Bom Princípio do Piauí vive dias turbulentos após vir à tona a suspeita de criação de uma “lei fantasma” que teria sido publicada no Diário Oficial em 31 de dezembro de 2020, último dia de gestão anterior do prefeito Francisco Apolinário Costa Moraes (PSB). De acordo com denúncias apresentadas na Câmara Municipal, a Lei Municipal nº 108/2019 nunca teria tramitado regularmente: não foi protocolada, lida, votada ou sancionada. Mesmo assim, apareceu oficialmente como se fosse válida. Teria sido um arranjo entre irmãos. O texto trata sobre aumento de salários para nutricionista, psicólogo e agente ambiental, essa última com apenas um servidor.
“Não há registros desta suposta Lei em nenhuma Ata da Câmara Municipal e isso é muito grave. A informação que temos é que o Prefeito enviava o texto para seu irmão, Jacinto Moraes, que era Presidente do Legislativo e ele assinava e carimbava para dar legalidade, mas sem passar pelo Plenário, ou seja, colocar em votação o que é uma fraude. Há suspeitas de outras Leis dessa forma e o que esperamos é que o Ministério Público faça uma auditoria completa na Câmara Municipal para não deixar dúvidas sobre essa prática”, destacou a Presidente Noélia Pereira (PSB).

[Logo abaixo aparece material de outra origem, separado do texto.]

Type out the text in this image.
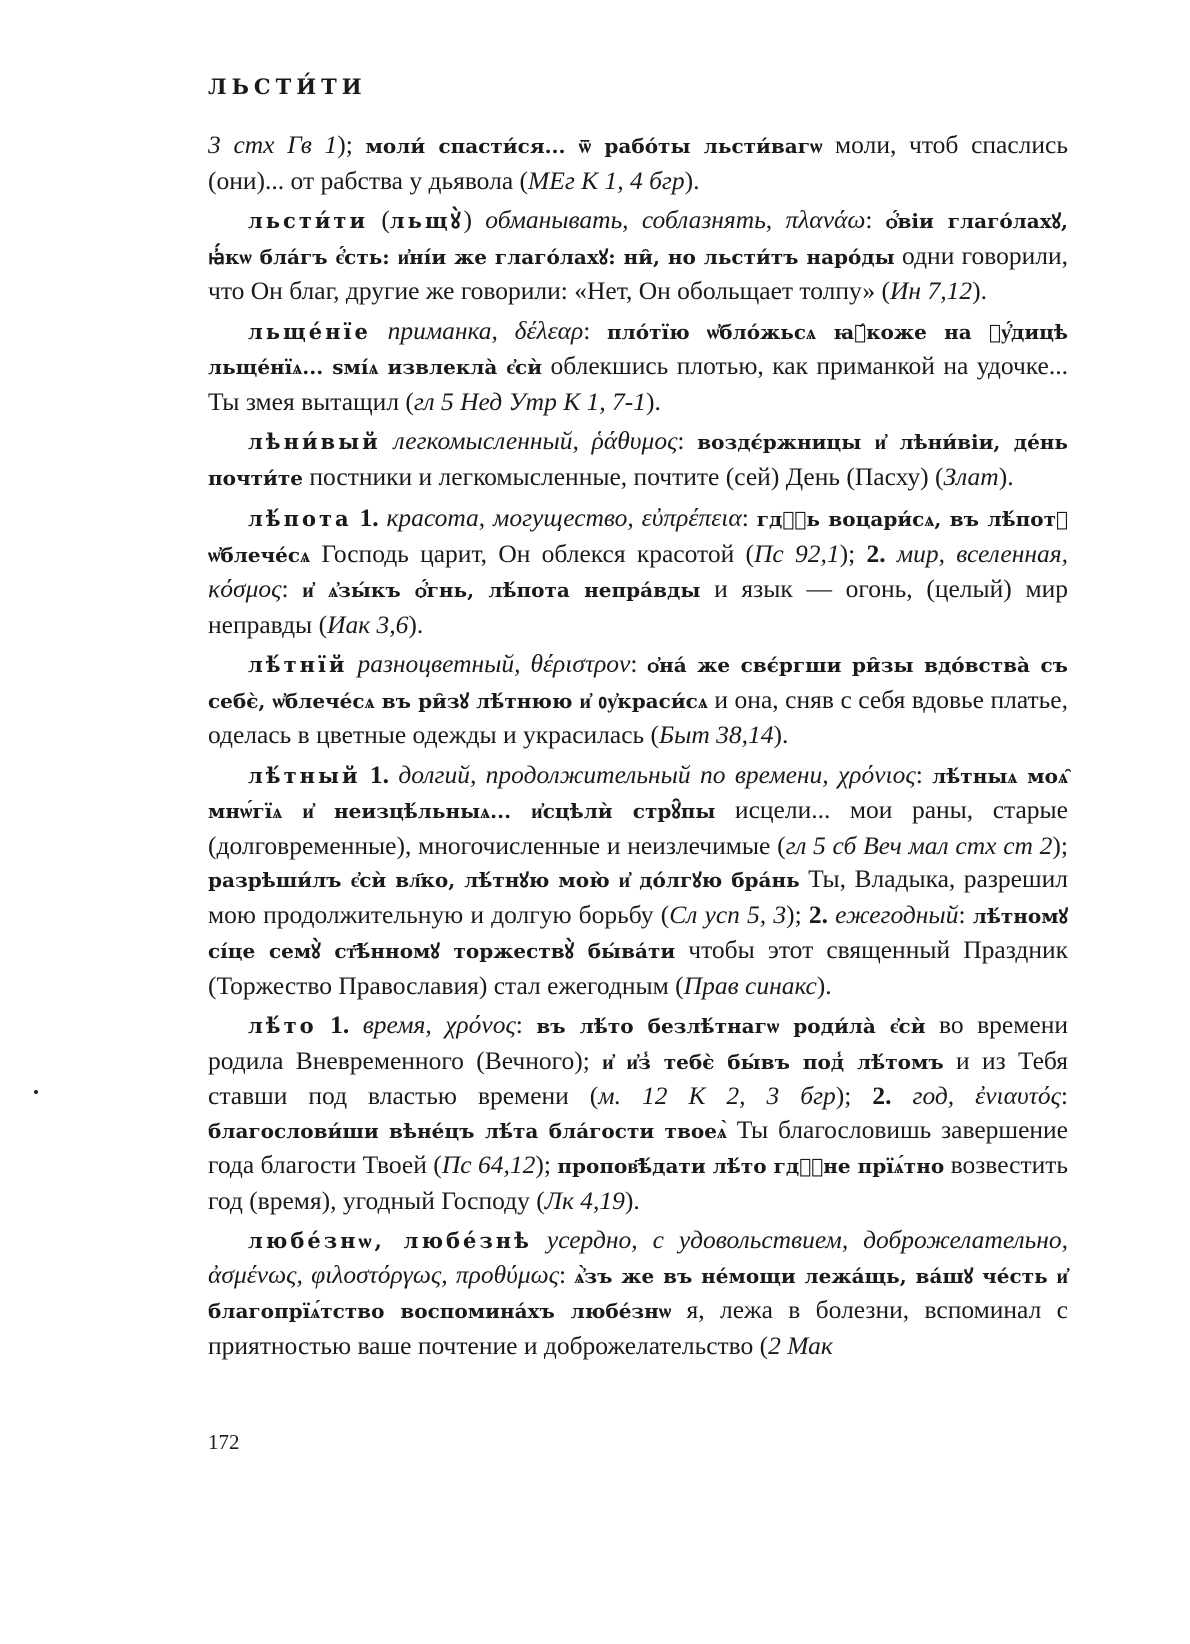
ЛЬСТИ́ТИ

3 стх Гв 1); моли́ спасти́ся... ѿ рабо́ты льсти́вагѡ моли, чтоб спаслись (они)... от рабства у дьявола (МЕг К 1, 4 бгр).

льсти́ти (льщꙋ̀) обманывать, соблазнять, πλανάω: ѻ҆́віи глаго́лахꙋ, ꙗ҆́кѡ бла́гъ є҆́сть: и҆ні́и же глаго́лахꙋ: ни̑, но льсти́тъ наро́ды одни говорили, что Он благ, другие же говорили: «Нет, Он обольщает толпу» (Ин 7,12).

льще́нїе приманка, δέλεαρ: пло́тїю ѡ҆бло́жьсѧ ꙗ҆́коже на ᲂу҆́дицѣ льще́нїѧ... ѕмі́ѧ извлекла̀ є҆сѝ облекшись плотью, как приманкой на удочке... Ты змея вытащил (гл 5 Нед Утр К 1, 7-1).

лѣни́вый легкомысленный, ῥάθυμος: воздє́ржницы и҆ лѣни́віи, де́нь почти́те постники и легкомысленные, почтите (сей) День (Пасху) (Злат).

лѣ́пота 1. красота, могущество, εὐπρέπεια: гдⷭ҇ь воцари́сѧ, въ лѣ́потꙋ ѡ҆блече́сѧ Господь царит, Он облекся красотой (Пс 92,1); 2. мир, вселенная, κόσμος: и҆ ѧ҆зы́къ ѻ҆́гнь, лѣ́пота непра́вды и язык — огонь, (целый) мир неправды (Иак 3,6).

лѣ́тнїй разноцветный, θέριστρον: ѻ҆на́ же свє́ргши ри̑зы вдо́вства̀ съ себє̀, ѡ҆блече́сѧ въ ри̑зꙋ лѣ́тнюю и҆ ᲂу҆краси́сѧ и она, сняв с себя вдовье платье, оделась в цветные одежды и украсилась (Быт 38,14).

лѣ́тный 1. долгий, продолжительный по времени, χρόνιος: лѣ́тныѧ моѧ̑ мнѡ́гїѧ и҆ неизцѣ́льныѧ... и҆сцѣлѝ стрꙋ̑пы исцели... мои раны, старые (долговременные), многочисленные и неизлечимые (гл 5 сб Веч мал стх ст 2); разрѣши́лъ є҆сѝ вл҃ко, лѣ́тнꙋю мою̀ и҆ до́лгꙋю бра́нь Ты, Владыка, разрешил мою продолжительную и долгую борьбу (Сл усп 5, 3); 2. ежегодный: лѣ́тномꙋ сі́це семꙋ̀ ст҃ѣ́нномꙋ торжествꙋ̀ бы́ва́ти чтобы этот священный Праздник (Торжество Православия) стал ежегодным (Прав синакс).

лѣ́то 1. время, χρόνος: въ лѣ́то безлѣ́тнагѡ роди́ла̀ є҆сѝ во времени родила Вневременного (Вечного); и҆ и҆з̾ тебє̀ бы́въ под̾ лѣ́томъ и из Тебя ставши под властью времени (м. 12 К 2, 3 бгр); 2. год, ἐνιαυτός: благослови́ши вѣне́цъ лѣ́та бла́гости твоеѧ̀ Ты благословишь завершение года благости Твоей (Пс 64,12); пропов҃ѣ́дати лѣ́то гдⷭ҇не прїѧ́тно возвестить год (время), угодный Господу (Лк 4,19).

любе́знѡ, любе́знѣ усердно, с удовольствием, доброжелательно, ἀσμένως, φιλοστόργως, προθύμως: ѧ҆̀зъ же въ не́мощи лежа́щь, ва́шꙋ че́сть и҆ благопрїѧ́тство воспомина́хъ любе́знѡ я, лежа в болезни, вспоминал с приятностью ваше почтение и доброжелательство (2 Мак

172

A denúncia aponta que o principal beneficiado seria o atual chefe de gabinete da Prefeitura vereador à época, Ronaldo Campelo Veras, irmão da ex-vice-prefeita e hoje secretária de Saúde, Jucilene Campelo Veras. Documentos enviados ao Tribunal de Contas e ao Ministério Público indicam que Ronaldo (hoje suplente de vereador) já estaria recebendo desde março de 2019 salários no valor de R$ 3.470,00 mensais, com base nessa suposta lei, o que reforça a suspeita de favorecimento pessoal.
O caso ganhou a pecha de “lei fantasma” justamente porque a norma nunca existiu de fato no trâmite legislativo: não há registro em atas, livros de protocolo ou controle interno da Câmara. Ainda assim, o texto apareceu publicado de forma clandestina, no último dia da gestão 2017–2020, num movimento estratégico para blindar aliados e burlar a fiscalização. Segundo os denunciantes, esse “atalho legislativo criminoso” não se restringe a um benefício isolado, mas expõe um modelo de gestão sustentado pelo favorecimento de familiares e correligionários, com impactos que chegam até os sistemas nacionais de controle fiscal, como o SICONFI e o SAGRES.
As denúncias ainda pedem revisão das contas do município entre 2019 e 2025, suspensão imediata da suposta lei, cessação de pagamentos e responsabilização nas esferas criminal, cível, administrativa e eleitoral. O Ministério Público do Piauí acompanha o caso, já tendo expedido ofício questionando a Câmara Municipal sobre a possibilidade de abertura de processo político-administrativo contra o prefeito Apolinário Moraes. O Tribunal de Contas do Estado, por sua vez, reconheceu a gravidade das acusações, mas determinou a oitiva das partes antes de decidir sobre medidas cautelares.
Embora ainda não haja decisão definitiva, o caso se tornou grande debate político do município. A suspeita de que uma lei inexistente tenha sido usada para sustentar pagamentos públicos coloca em xeque a credibilidade da gestão local e reforça a pressão para que os órgãos de controle investiguem até as últimas consequências. Mas, até lá, o que existe é um cenário de suspeitas graves que colocam Bom Princípio do Piauí no centro de um dos episódios mais delicados de sua história recente.
O Portal A10+ deixa o espaço aberto ao Prefeito de Bom Princípio, bem como demais citados na reportagem, para suas considerações sobre as suspeitas levantadas na denúncia.